Don't overlook your library. Apps like BorrowBox and Libby (OverDrive) connect to your local library card and offer a genuinely solid e-book selection for free. Waitlists exist for popular new releases, but for summer reading — especially children's books — the selection is usually excellent. If you're not already using this, check your local council's website first.

The Family Maths

The decision really comes down to how many people in your household are reading, and what.

A single adult reader who works through two or three books a month is usually better off buying individual e-books. At £7–£10 per title, you'd need to read three or four titles monthly to break even with Kindle Unlimited — doable, but optimistic.

A household with two readers changes the maths. One Kindle Unlimited subscription covers multiple family members reading from the same account (up to six profiles). If two people are each reading two or three books a month through summer, the subscription easily pays for itself.

Families with kids can unlock serious value if the children are in the Kindle Unlimited sweet spot: chapter books, middle-grade fiction, early readers. There's a large catalogue of children's titles, and kids who find a series they love will burn through books faster than you'd expect.
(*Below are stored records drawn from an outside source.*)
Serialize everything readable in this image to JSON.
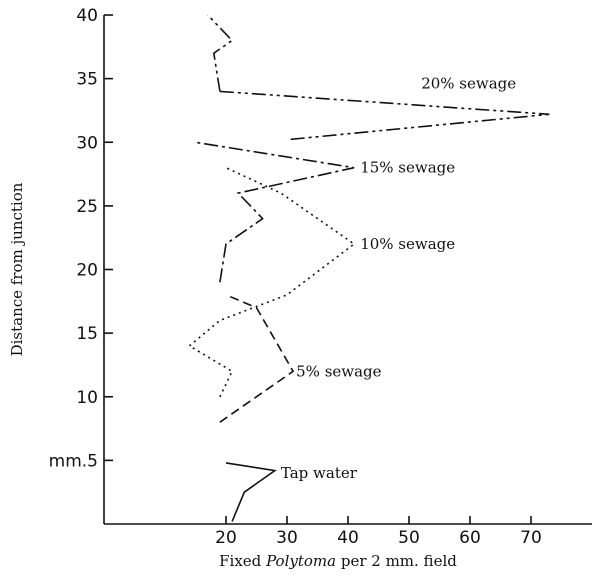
{
  "chart_data": {
    "type": "line",
    "xlabel_prefix": "Fixed ",
    "xlabel_italic": "Polytoma",
    "xlabel_suffix": " per 2 mm. field",
    "ylabel": "Distance from junction",
    "xlim": [
      0,
      80
    ],
    "ylim": [
      0,
      40
    ],
    "x_ticks": [
      20,
      30,
      40,
      50,
      60,
      70
    ],
    "y_ticks": [
      {
        "value": 40,
        "label": "40"
      },
      {
        "value": 35,
        "label": "35"
      },
      {
        "value": 30,
        "label": "30"
      },
      {
        "value": 25,
        "label": "25"
      },
      {
        "value": 20,
        "label": "20"
      },
      {
        "value": 15,
        "label": "15"
      },
      {
        "value": 10,
        "label": "10"
      },
      {
        "value": 5,
        "label": "mm.5"
      }
    ],
    "series": [
      {
        "name": "Tap water",
        "dash": "",
        "points": [
          [
            21,
            0.2
          ],
          [
            23,
            2.5
          ],
          [
            28,
            4.2
          ],
          [
            20,
            4.8
          ]
        ],
        "label_x": 29,
        "label_y": 4
      },
      {
        "name": "5% sewage",
        "dash": "9,5",
        "points": [
          [
            19,
            8
          ],
          [
            31,
            12
          ],
          [
            25,
            17
          ],
          [
            20,
            18
          ]
        ],
        "label_x": 31.5,
        "label_y": 12
      },
      {
        "name": "10% sewage",
        "dash": "2,4",
        "points": [
          [
            19,
            10
          ],
          [
            21,
            12
          ],
          [
            14,
            14
          ],
          [
            19,
            16
          ],
          [
            30,
            18
          ],
          [
            41,
            22
          ],
          [
            29,
            26
          ],
          [
            20,
            28
          ]
        ],
        "label_x": 42,
        "label_y": 22
      },
      {
        "name": "15% sewage",
        "dash": "14,4,3,4",
        "points": [
          [
            19,
            19
          ],
          [
            20,
            22
          ],
          [
            26,
            24
          ],
          [
            22,
            26
          ],
          [
            41,
            28
          ],
          [
            15,
            30
          ]
        ],
        "label_x": 42,
        "label_y": 28
      },
      {
        "name": "20% sewage",
        "dash": "14,4,3,4,3,4",
        "points": [
          [
            19,
            34
          ],
          [
            73,
            32.2
          ],
          [
            30,
            30.2
          ]
        ],
        "label_x": 52,
        "label_y": 34.6
      },
      {
        "name": "",
        "dash": "14,4,3,4,3,4",
        "points": [
          [
            19,
            34
          ],
          [
            18,
            37
          ],
          [
            21,
            38
          ],
          [
            17,
            40
          ]
        ],
        "label_x": null,
        "label_y": null
      }
    ]
  }
}
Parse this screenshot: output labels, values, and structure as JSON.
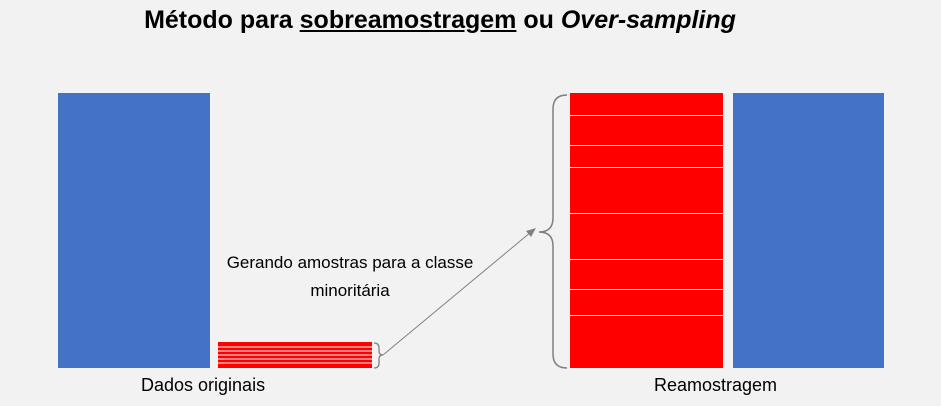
{
  "title": {
    "part1": "Método para ",
    "part2": "sobreamostragem",
    "part3": " ou ",
    "part4": "Over-sampling"
  },
  "labels": {
    "original": "Dados originais",
    "resampled": "Reamostragem",
    "generating": "Gerando  amostras para a classe minoritária"
  },
  "colors": {
    "majority": "#4472c4",
    "minority": "#ff0000",
    "background": "#f2f2f2",
    "connector": "#7f7f7f"
  }
}
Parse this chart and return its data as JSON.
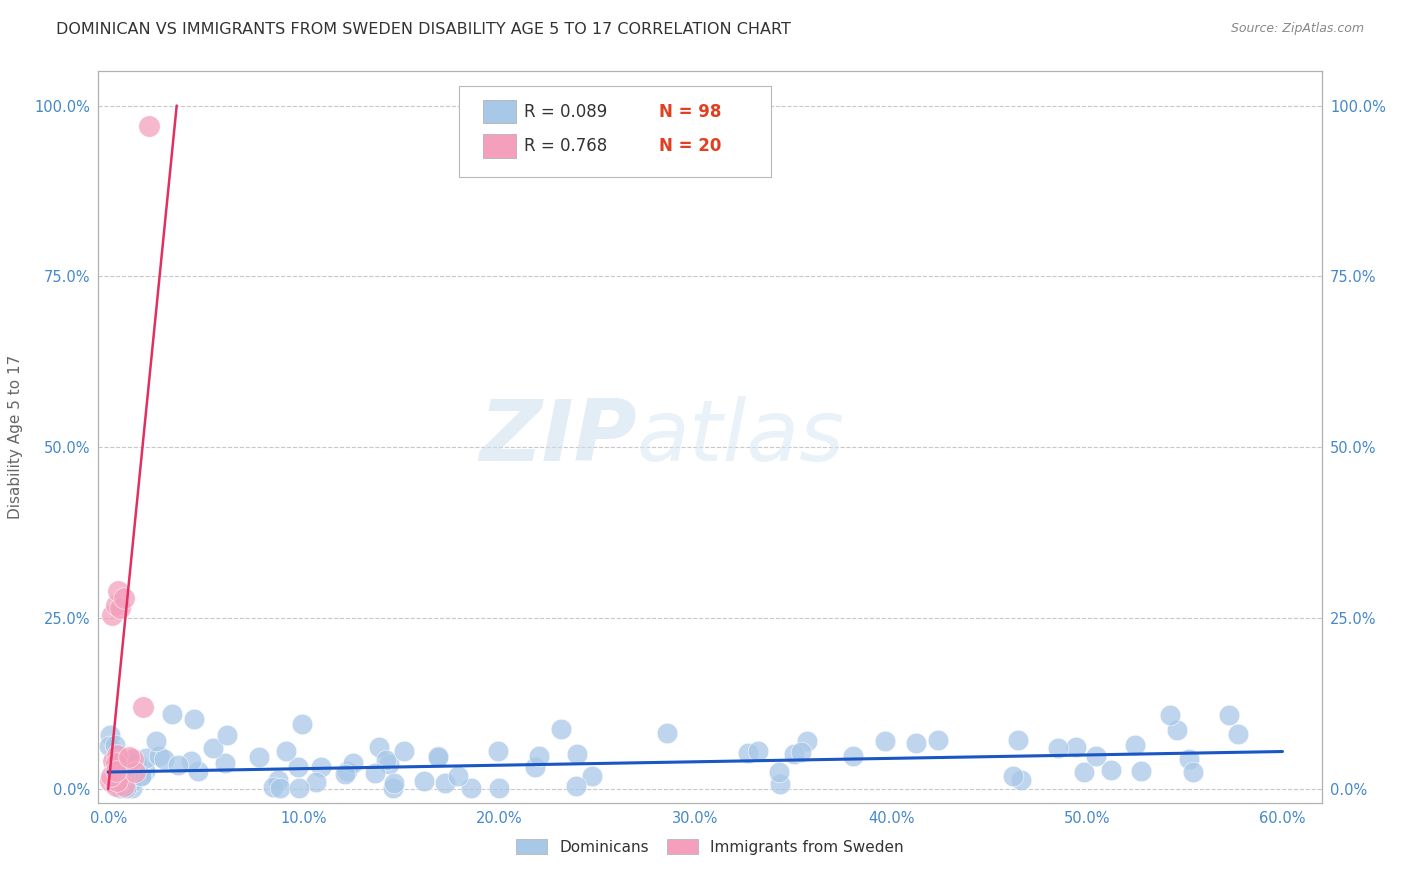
{
  "title": "DOMINICAN VS IMMIGRANTS FROM SWEDEN DISABILITY AGE 5 TO 17 CORRELATION CHART",
  "source": "Source: ZipAtlas.com",
  "xlabel_vals": [
    0.0,
    10.0,
    20.0,
    30.0,
    40.0,
    50.0,
    60.0
  ],
  "ylabel_vals": [
    0.0,
    25.0,
    50.0,
    75.0,
    100.0
  ],
  "xlim": [
    -0.5,
    62.0
  ],
  "ylim": [
    -2.0,
    105.0
  ],
  "ylabel": "Disability Age 5 to 17",
  "series": [
    {
      "name": "Dominicans",
      "R": 0.089,
      "N": 98,
      "color_scatter": "#a8c8e8",
      "color_line": "#1a56c4",
      "line_x": [
        0.0,
        60.0
      ],
      "line_y": [
        2.5,
        5.5
      ]
    },
    {
      "name": "Immigrants from Sweden",
      "R": 0.768,
      "N": 20,
      "color_scatter": "#f4a0bc",
      "color_line": "#e03060",
      "line_x": [
        0.0,
        3.5
      ],
      "line_y": [
        0.0,
        100.0
      ]
    }
  ],
  "watermark_zip": "ZIP",
  "watermark_atlas": "atlas",
  "background_color": "#ffffff",
  "grid_color": "#cccccc",
  "title_color": "#333333",
  "source_color": "#888888",
  "tick_color": "#4488cc",
  "ylabel_color": "#666666"
}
The honest answer for most families: sign up in June, use it heavily through summer, and set a reminder to cancel in September if usage drops off. SubManager's renewal alerts mean you'll get a nudge a fortnight before the next annual charge if you're on an annual plan — the kind of thing that quietly saves you £143 if you signed up for a year and then everyone went back to school.

Summer Strategy

If you decide to try a subscription this summer, a few things worth doing:

  1. Start with Kindle Unlimited's trial. Amazon regularly offers 2–3 months free for Prime members or as part of device promotions. Check your account before paying for the first month.

  2. Download aggressively before a holiday. E-book subscriptions let you borrow titles and read offline. Load up the Kindle app before any trip where WiFi is unreliable.

  3. Set a hard review date. Pick a specific date — say, 1 September — and add it to your calendar now. Decide then whether the subscription earned its keep. Don't just let it roll over.

  4. Check if your library app covers your kids' reading list first. School summer reading lists are often well-represented on BorrowBox and Libby. If the library app covers most of the list, you may not need a paid subscription at all.

What's Next

Summer is genuinely the best test for an e-book subscription. If your family reads through it, you'll wonder how you managed without it. If the app sits unopened through July and August, you'll have learned something useful — and you'll have cancelled before the September charge.

Either way, knowing the subscription exists and what it's costing you is the first step. That's what a good subscription tracker is for.